Car qui dit droits des femmes dit « pierre angulaire de la réforme démocratique », selon Al-Tellawi.
Née dans une riche famille musulmane au sud du Caire, d’un père généreux et philanthrope et d’une mère femme d’affaires, Mervat Tellawi obtient un BA en sciences politiques de l’Université américaine du Caire en 1961 et un certificat de diplomatie internationale de l’Institut d’études stratégiques du Caire en 1962. Elle rejoint ensuite l’Institut, où elle travaille sur les conflits et les coopérations dans le monde arabe dans le cadre d’un doctorat.

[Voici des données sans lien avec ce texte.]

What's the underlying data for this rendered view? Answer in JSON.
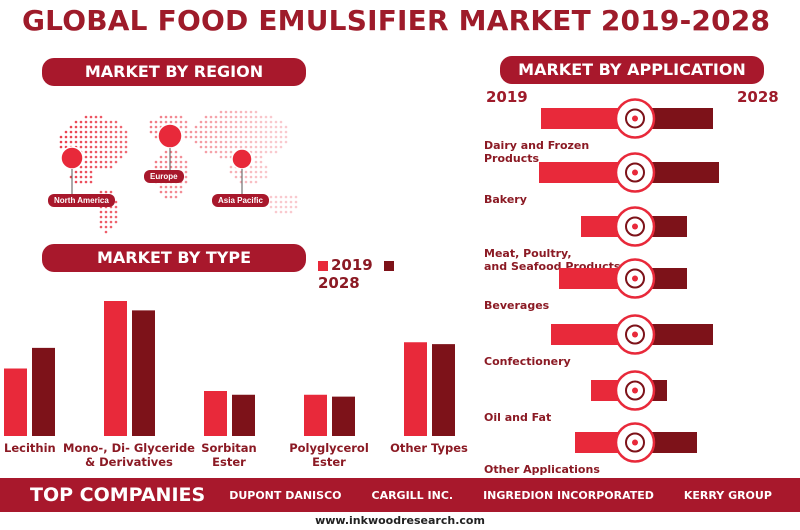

En 1987, Mervat Tellawi est la première femme égyptienne à décrocher le titre d’ambassadrice. Elle exerce en Autriche jusqu’en 1991. Dans le même temps, elle est représentante de l’Egypte auprès de l’Agence internationale de l’énergie atomique et de l’ONU pour les affaires sociales et humaines. En 1993, Mervat Tellawi est présidente du jury de l’ONU pour la lutte contre la discrimination à l’égard des femmes. La même année, elle est nommée ambassadrice d’Egypte au Japon. Elle y reste jusqu’en 1997. Elle devient ensuite ministre des Affaires sociales et des Retraites jusqu’en 1999. En 1998, elle participe à la rédaction d’une nouvelle loi permettant le travail des ONG en Egypte.
Fin 2000, Kofi Annan l’appelle pour occuper le poste de sous-secrétaire générale de l’ONU et secrétaire exécutive de la Commission économique et sociale pour l’Asie occidentale, à Beyrouth (CESAO). Elle est la première femme arabe à occuper ce poste de responsable du développement économique dans la région arabe. Elle assumera cette fonction pendant huit ans. En 2009, elle est nommée coordinatrice générale du Sommet arabe économique et social au Koweït. Enfin, en 2012, elle devient présidente du Conseil national de la femme en Egypte.